Во время всех этих событий кое-кто из крупных маасайских вождей сослужил английским военным полезную службу, посылая молодежь следить за передвижениями немцев в резервации и на границе. Когда война окончилась, власти решили отблагодарить отличившихся. В Англии начеканили медалей, которыми намечалось наградить маасаи; дюжину из этих медалей было поручено вручать Беркли, хорошо знавшему маасаи и их язык.
Поскольку моя ферма граничила с резервацией маасаи, Беркли попросил у меня разрешения организовать церемонию вручения на моей территории.

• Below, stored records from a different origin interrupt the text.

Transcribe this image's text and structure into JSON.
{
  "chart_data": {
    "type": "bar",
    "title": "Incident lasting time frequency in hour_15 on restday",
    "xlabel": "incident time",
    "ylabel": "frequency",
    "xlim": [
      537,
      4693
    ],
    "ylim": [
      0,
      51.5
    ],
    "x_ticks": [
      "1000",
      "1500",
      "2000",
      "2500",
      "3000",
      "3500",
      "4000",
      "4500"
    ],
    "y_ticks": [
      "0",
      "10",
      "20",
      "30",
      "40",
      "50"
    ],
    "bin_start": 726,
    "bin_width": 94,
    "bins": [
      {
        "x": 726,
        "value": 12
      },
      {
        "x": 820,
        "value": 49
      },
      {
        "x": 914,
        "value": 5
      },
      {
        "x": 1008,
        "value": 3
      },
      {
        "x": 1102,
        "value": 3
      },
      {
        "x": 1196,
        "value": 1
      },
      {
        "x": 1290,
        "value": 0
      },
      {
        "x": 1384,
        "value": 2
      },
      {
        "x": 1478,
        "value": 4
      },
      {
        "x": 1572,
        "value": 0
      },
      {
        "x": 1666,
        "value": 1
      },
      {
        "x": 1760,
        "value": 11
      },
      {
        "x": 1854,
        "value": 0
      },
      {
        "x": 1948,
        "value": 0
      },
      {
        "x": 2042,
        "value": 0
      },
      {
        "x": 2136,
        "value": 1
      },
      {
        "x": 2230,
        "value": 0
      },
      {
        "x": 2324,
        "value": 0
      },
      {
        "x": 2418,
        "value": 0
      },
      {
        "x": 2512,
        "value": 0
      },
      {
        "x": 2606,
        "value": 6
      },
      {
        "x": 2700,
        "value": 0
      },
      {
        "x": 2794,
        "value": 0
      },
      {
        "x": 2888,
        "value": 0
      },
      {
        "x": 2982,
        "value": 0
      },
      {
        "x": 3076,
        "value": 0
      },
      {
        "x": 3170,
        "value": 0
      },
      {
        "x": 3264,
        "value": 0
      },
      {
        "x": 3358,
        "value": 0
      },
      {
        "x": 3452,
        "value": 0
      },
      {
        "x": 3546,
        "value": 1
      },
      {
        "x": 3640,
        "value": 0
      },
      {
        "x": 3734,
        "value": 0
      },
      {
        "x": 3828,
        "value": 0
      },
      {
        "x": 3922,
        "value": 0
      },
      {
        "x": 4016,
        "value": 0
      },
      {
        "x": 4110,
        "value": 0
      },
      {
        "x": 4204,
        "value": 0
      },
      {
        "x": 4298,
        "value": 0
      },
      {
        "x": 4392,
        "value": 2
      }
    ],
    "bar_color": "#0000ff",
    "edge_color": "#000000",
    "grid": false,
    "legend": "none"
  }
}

Все это мероприятие заставляло его нервничать, он признавался, что не понимает толком, что от него требуется. Как-то в воскресенье мы вдвоем заехали в заповедник и передали через рядовых маасаи вождям, что в такой-то день на ферме намечен сбор.
В молодости Беркли служил в Девятом уланском полку и, по рассказам, был в нем самым смекалистым молодым офицером. Однако когда мы ехали под вечер обратно на ферму, он принялся развивать свои соображения по поводу специфически военного склада ума, выдававшие убежденного штатского.